Generally, people buy used cars for two reasons. Either they have a tight budget or they want to use it to improve their driving skills before buying a new car. In the former case, the buyer may have taken out a used car loan. Used car loans are slightly different from standard car loans taken to buy new cars. Unlike new car loans, the amount of loans on used car loans depends on the age, model, and condition of the car.
Here are some things to keep in mind when choosing between a personal loan and a used car loan.
Interest rate: The interest rate on used car loans ranges from 14% to 18% and the personal loan interest rate is between 11% and 24%. For example, the interest rate on personal loans from Bandhan Bank ranges from 11.49% to 20% and the interest rates for used car loans start from 15%. Your personal loan interest rates will depend largely on your credit score, employer, income, and the value of your loan. Therefore, it is possible that if you have a good credit rating and/or a high salary with a well-known employer, personal loans may be seen as a cheaper option than a used car loan.

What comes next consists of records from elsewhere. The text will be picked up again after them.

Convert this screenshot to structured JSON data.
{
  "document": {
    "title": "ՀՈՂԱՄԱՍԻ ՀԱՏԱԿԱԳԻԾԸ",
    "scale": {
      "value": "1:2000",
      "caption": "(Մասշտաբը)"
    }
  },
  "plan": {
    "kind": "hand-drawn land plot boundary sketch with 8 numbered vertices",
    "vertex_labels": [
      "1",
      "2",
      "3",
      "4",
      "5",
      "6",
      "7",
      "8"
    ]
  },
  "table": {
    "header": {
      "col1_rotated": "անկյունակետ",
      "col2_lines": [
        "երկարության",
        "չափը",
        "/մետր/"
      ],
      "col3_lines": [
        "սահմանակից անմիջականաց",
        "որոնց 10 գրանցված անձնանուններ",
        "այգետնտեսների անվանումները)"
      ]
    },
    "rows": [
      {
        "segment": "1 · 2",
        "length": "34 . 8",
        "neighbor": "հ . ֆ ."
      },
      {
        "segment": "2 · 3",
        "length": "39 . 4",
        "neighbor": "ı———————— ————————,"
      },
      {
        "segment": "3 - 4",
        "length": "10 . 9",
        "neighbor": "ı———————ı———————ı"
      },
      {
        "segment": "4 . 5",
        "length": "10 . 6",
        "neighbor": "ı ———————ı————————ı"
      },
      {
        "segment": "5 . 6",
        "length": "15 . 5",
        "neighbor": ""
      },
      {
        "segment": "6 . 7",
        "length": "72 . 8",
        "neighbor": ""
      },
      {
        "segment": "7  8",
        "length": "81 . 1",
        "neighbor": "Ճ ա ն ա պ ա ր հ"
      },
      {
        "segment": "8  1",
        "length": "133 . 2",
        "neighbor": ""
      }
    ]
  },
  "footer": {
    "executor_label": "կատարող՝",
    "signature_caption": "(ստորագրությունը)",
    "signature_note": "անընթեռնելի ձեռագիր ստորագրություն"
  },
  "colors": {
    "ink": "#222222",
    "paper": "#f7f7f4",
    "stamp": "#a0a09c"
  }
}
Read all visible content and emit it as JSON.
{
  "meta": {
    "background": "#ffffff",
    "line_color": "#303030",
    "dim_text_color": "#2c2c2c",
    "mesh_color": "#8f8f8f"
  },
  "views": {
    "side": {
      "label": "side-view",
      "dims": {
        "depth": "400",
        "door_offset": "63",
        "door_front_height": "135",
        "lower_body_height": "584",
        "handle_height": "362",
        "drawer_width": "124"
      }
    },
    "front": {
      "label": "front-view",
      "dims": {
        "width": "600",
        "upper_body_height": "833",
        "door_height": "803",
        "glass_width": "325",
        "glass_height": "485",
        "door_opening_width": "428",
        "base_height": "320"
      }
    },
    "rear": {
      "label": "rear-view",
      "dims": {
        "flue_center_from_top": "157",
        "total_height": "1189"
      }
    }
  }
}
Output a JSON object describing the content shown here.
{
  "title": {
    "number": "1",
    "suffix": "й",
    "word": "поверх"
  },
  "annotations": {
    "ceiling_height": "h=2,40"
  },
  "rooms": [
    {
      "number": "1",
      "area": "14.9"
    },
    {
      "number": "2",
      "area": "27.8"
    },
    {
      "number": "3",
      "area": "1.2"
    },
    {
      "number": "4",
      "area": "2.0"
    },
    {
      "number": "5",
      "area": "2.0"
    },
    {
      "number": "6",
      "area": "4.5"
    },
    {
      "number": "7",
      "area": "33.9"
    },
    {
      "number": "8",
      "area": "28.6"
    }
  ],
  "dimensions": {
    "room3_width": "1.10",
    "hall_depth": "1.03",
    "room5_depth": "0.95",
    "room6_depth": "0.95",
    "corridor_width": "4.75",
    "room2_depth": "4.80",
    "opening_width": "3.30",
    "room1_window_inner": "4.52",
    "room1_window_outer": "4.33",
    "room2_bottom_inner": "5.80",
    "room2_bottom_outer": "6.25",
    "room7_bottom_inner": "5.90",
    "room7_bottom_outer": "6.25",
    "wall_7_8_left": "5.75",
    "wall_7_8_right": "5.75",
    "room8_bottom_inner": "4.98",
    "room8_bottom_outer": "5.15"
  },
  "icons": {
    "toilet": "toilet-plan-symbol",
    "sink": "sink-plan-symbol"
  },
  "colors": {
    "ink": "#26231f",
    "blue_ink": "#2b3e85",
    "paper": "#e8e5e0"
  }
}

Loan Amount: Generally, lenders borrow up to 70% -90% of the used car. For example, Bandhan Bank funds up to 80% of the car's value. Lenders have their way of securing a car and this can be less than what you paid for the car. For example, if your used car is priced at Rs.4 lakh and its price was fixed at Rs.3 lakh by your lender, your loan amount may only increase to Rs 2.4 lakh (i.e. 80% of Rs 3 lakh). An additional Rs 1.6 lakh should be paid out of your pocket. However, if you choose a personal loan, you can take out a personal loan of Rs 4 lakh (depending on your income and profile) and use all the money you earn to pay for your car purchase without charge.
Loan tenure: The loan term used for a car usually increases by five years. However, occupancy may also depend on the age and condition of the vehicle. For example, Bandhan Bank requires you to repay your used car loan within ten years from the first date of purchase of the vehicle, subject to a period of five years. So, if you buy a 6-year-old car, you will have 4 years to repay the loan. In the case of a personal loan from the same lender, you have the option to repay it within 5 years regardless of age and status.
Credit points: While a personal loan may be seen as a better option than a used car loan at a few parameters, the balance tends to be used for a car loan if your credit score is not available. A personal loan is an unsecured loan, the approval of a personal loan will also depend on your credit profile. A credit score is one factor among many which decide whether you fall into the personal loan eligibility criteria or not. Since a used car loan is a secured loan, the chances of getting a loan are higher than personal loans, especially for applicants with bad credit scores.
Loan approval process: As it is an unsecured loan, the process of approving a personal loan is much simpler and faster than the amount spent on the loan. This can be very difficult if you are buying a used car from random players in the used car category. For more, you can read the Bandhan Bank personal loan details. After reading the details the borrower is in a better condition to judge whether he is better off taking a personal loan or a used car loan.
Conclusion:
In summary, both used car loans and personal loans and have their advantages and disadvantages. As a consumer, you should consider both options before making a call as to which option works best for you in terms of approval, process, pricing, and terms.